Именно тогда Марк Антоний, нагловато подмигнув, и задал Цезарю давно мучивший его вопрос:
– Возницу своего я, положим, узнал, но как тебе удалось… – У Антония чуть не вырвалось «сукин сын», но он вовремя спохватился. – Но как тебе пришло в голову все это… и костюм…? И как в твою чепух… в твое знамение поверил легион?
– Видишь ли, Марк Антоний, вера в богов – удивительная вещь. И без этой веры людям невозможно, – очень серьезно и даже назидательно ответил Цезарь.

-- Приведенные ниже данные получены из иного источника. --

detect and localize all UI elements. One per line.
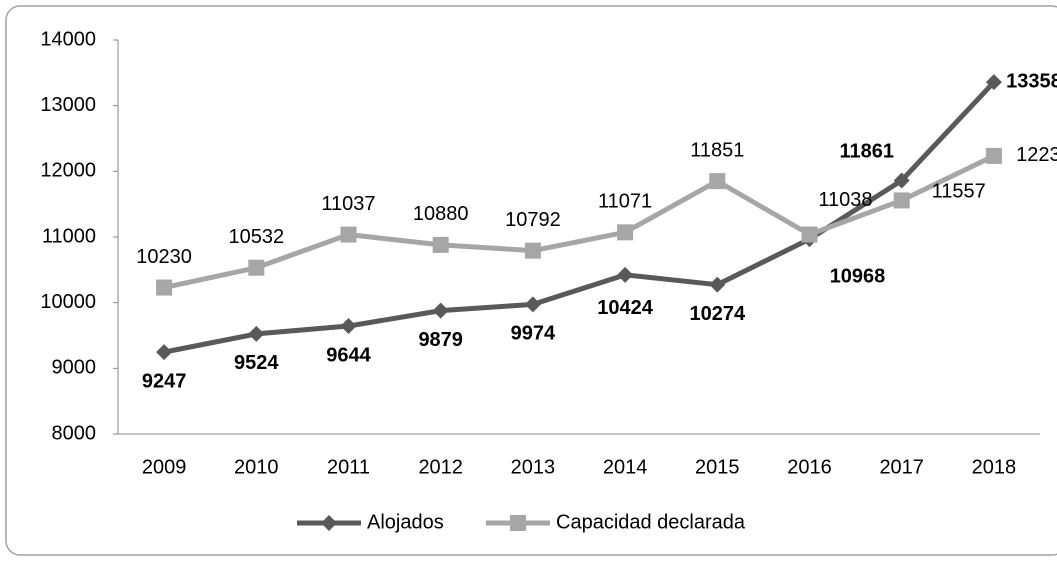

Завтра в Сенате он расскажет им, каким будет новый Рим, его Рим. Шестнадцать легионов и десятитысячная кавалерия ждут его в Греции и у границ Сирии, чтобы идти на Парфию. Он предвидит пораженное молчание: «Без всякой санкции Сената!» Ничего. Пусть чаще упражняются в «пораженном молчании». Он отомстит парфянам за вероломное убийство Красса. И он сделает римскими провинциями Армению, Парфию, и вторгнется с разведывательной целью в «страны шелка». А потом вернется с легионами через земли каспиев, сарматов и скифов, которых он будет завоевывать по пути и оставлять гарнизоны в построенных римских крепостях. За три года небывалой кампании он создаст невиданное государство Pax Romana, которое объединит Лузитанию [30] со странами Востока, а Скифию – с Африкой. Через пять – десять лет везде, где пройдут его легионы, – даже в ледяной Скифии! – люди будут ходить по кирпичным дорогам, приносить жертвы не только своим богам, но и в местных храмах Юпитера, смотреть бои на гладиаторских аренах, есть мясо и фрукты с соусом гарум, а отроки местной знати, одетые в тоги, будут изучать римское право, латынь и Quadrivium [31], как сейчас в Цизальпинской Галлии, когда-то тоже варварской, и служить в римских легионах. Он превзойдет не только Суллу. Он довершит то, что не удалось Александру. У Римского Мира будет несколько равнозначных столиц – Александрия, отстроенные заново Афины и Карфаген. А его столицей станет возрожденная Троя, город предка Энея. Этим он свяжет великое прошлое с великим будущим. И уже теперь позаботится о достойном преемнике, чтобы не повторить ошибку Александра. Хотя объявлять, кого он уже назначил своим преемником, пока будет преждевременно.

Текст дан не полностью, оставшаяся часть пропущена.